Ti abbiamo conosciuta a giugno del 2017, con un viso da bambina e gli occhi di ragazza, grandi, neri, profondi e spaventati; il corpo esile e fragile, che portava con sè i segni della tua storia e del tuo viaggio; le tue valigie, piene di vestiti e di peluches dai quali non eri riuscita ad allontanarti.
Abbiamo conosciuto il tuo sorriso, dolce e coraggioso; le tue lunghe trecce colorate che mai volevi scioglierti, le tue collane troppo strette, i tuoi jeans attillati e le tue maglie pesanti che indossavi sempre, anche quando faceva caldo, che nascondevano i segni sulla tua pelle.
Abbiamo conosciuto la tua coperta azzurra dalla quale mai ti volevi staccare, che ti copriva nelle notti fredde e sotto la quale ti andavi a riparare quando eri triste e volevi stare da sola, quando ti mancavano le parole per raccontarti. Le tue ciabatte grigie, il tuo pigiama rosso che abbiamo comprato insieme, le tue Barbie sulla mensola della stanza e quell’elefante blu che hai disegnato e abbiamo appeso vicino al tuo letto.

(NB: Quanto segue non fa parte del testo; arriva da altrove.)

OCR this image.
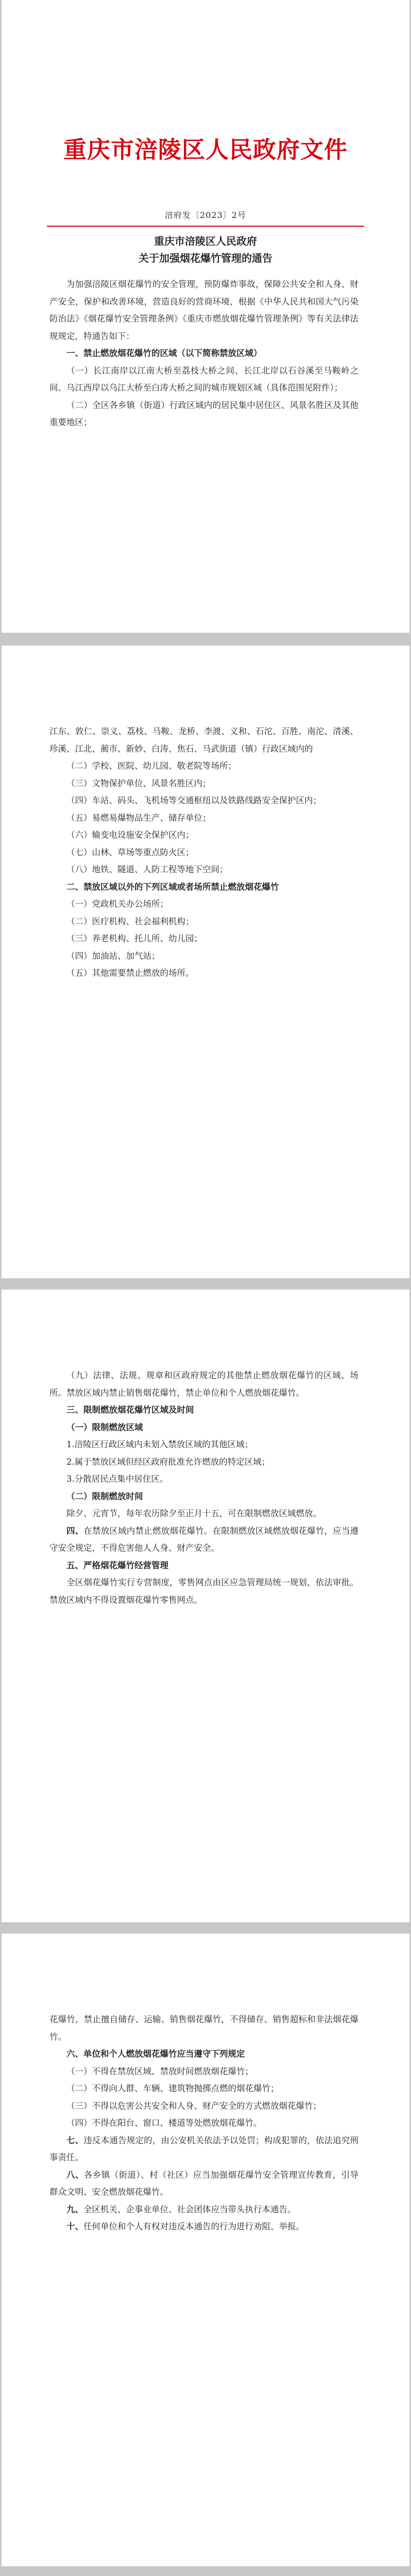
重庆市涪陵区人民政府文件
涪府发〔2023〕2号
重庆市涪陵区人民政府
关于加强烟花爆竹管理的通告

为加强涪陵区烟花爆竹的安全管理，预防爆炸事故，保障公共安全和人身、财产安全，保护和改善环境，营造良好的营商环境，根据《中华人民共和国大气污染防治法》《烟花爆竹安全管理条例》《重庆市燃放烟花爆竹管理条例》等有关法律法规规定，特通告如下：

一、禁止燃放烟花爆竹的区域（以下简称禁放区域）

（一）长江南岸以江南大桥至荔枝大桥之间、长江北岸以石谷溪至马鞍岭之间、乌江西岸以乌江大桥至白涛大桥之间的城市规划区域（具体范围见附件）；

（二）全区各乡镇（街道）行政区域内的居民集中居住区、风景名胜区及其他重要地区；

江东、敦仁、崇义、荔枝、马鞍、龙桥、李渡、义和、石沱、百胜、南沱、清溪、珍溪、江北、蔺市、新妙、白涛、焦石、马武街道（镇）行政区域内的

（二）学校、医院、幼儿园、敬老院等场所；

（三）文物保护单位、风景名胜区内；

（四）车站、码头、飞机场等交通枢纽以及铁路线路安全保护区内；

（五）易燃易爆物品生产、储存单位；

（六）输变电设施安全保护区内；

（七）山林、草场等重点防火区；

（八）地铁、隧道、人防工程等地下空间；

二、禁放区域以外的下列区域或者场所禁止燃放烟花爆竹

（一）党政机关办公场所；

（二）医疗机构、社会福利机构；

（三）养老机构、托儿所、幼儿园；

（四）加油站、加气站；

（五）其他需要禁止燃放的场所。

（九）法律、法规、规章和区政府规定的其他禁止燃放烟花爆竹的区域、场所。禁放区域内禁止销售烟花爆竹，禁止单位和个人燃放烟花爆竹。

三、限制燃放烟花爆竹区域及时间

（一）限制燃放区域

1.涪陵区行政区域内未划入禁放区域的其他区域；

2.属于禁放区域但经区政府批准允许燃放的特定区域；

3.分散居民点集中居住区。

（二）限制燃放时间

除夕、元宵节，每年农历除夕至正月十五，可在限制燃放区域燃放。

四、在禁放区域内禁止燃放烟花爆竹。在限制燃放区域燃放烟花爆竹，应当遵守安全规定，不得危害他人人身、财产安全。

五、严格烟花爆竹经营管理

全区烟花爆竹实行专营制度，零售网点由区应急管理局统一规划，依法审批。禁放区域内不得设置烟花爆竹零售网点。

花爆竹，禁止擅自储存、运输、销售烟花爆竹，不得储存、销售超标和非法烟花爆竹。

六、单位和个人燃放烟花爆竹应当遵守下列规定

（一）不得在禁放区域、禁放时间燃放烟花爆竹；

（二）不得向人群、车辆、建筑物抛掷点燃的烟花爆竹；

（三）不得以危害公共安全和人身、财产安全的方式燃放烟花爆竹；

（四）不得在阳台、窗口、楼道等处燃放烟花爆竹。

七、违反本通告规定的，由公安机关依法予以处罚；构成犯罪的，依法追究刑事责任。

八、各乡镇（街道）、村（社区）应当加强烟花爆竹安全管理宣传教育，引导群众文明、安全燃放烟花爆竹。

九、全区机关、企事业单位、社会团体应当带头执行本通告。

十、任何单位和个人有权对违反本通告的行为进行劝阻、举报。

Abbiamo conosciuto i tuoi pianti silenziosi e le tue urla di rabbia, i nostri abbracci per consolarti, anche quando ci respingevi; abbiamo ascoltato la tua voce quando ci parlavi di te, i sorrisi che ci hai dedicato e quei momenti di spensieratezza e di gioia che abbiamo condiviso. Le nostre passeggiate, i bagni al mare, le nostre chiacchierate in cucina mentre la pizza cuoceva nel forno e tu volevi restare lì con noi, quando preparavamo insieme la cartella della scuola e tu facevi attenzione che non mancasse nulla e sceglievi la tua giacca, quella preferita. Le mattine in cui ti abbiamo svegliata e le sere in cui ti abbiamo dato la buonanotte. La porta della tua stanza sbattuta e i tuoi “Voglio stare da sola!”, il tuo essere ostinata, le volte in cui ti abbiamo rincorso o in cui tu ci hai corso incontro affannata; le volte in cui abbiamo fatto pace, i nostri sguardi di complicità, il tuo arrossire per timidezza di fronte ai complimenti e i tuoi occhi fieri, orgogliosi. Le nostre preoccupazioni per te, i nostri tentativi perché riuscissi a fidarti di noi, per cercare di farti stare meglio, così che riuscissi a parlarci delle tue paure, a stare lontana dai pericoli. La nostra convinzione che tu avessi bisogno di tutela, di un posto sicuro dove continuare a crescere l’abbiamo esplicitata alla Prefettura di Alessandria, il tuo referente istituzionale.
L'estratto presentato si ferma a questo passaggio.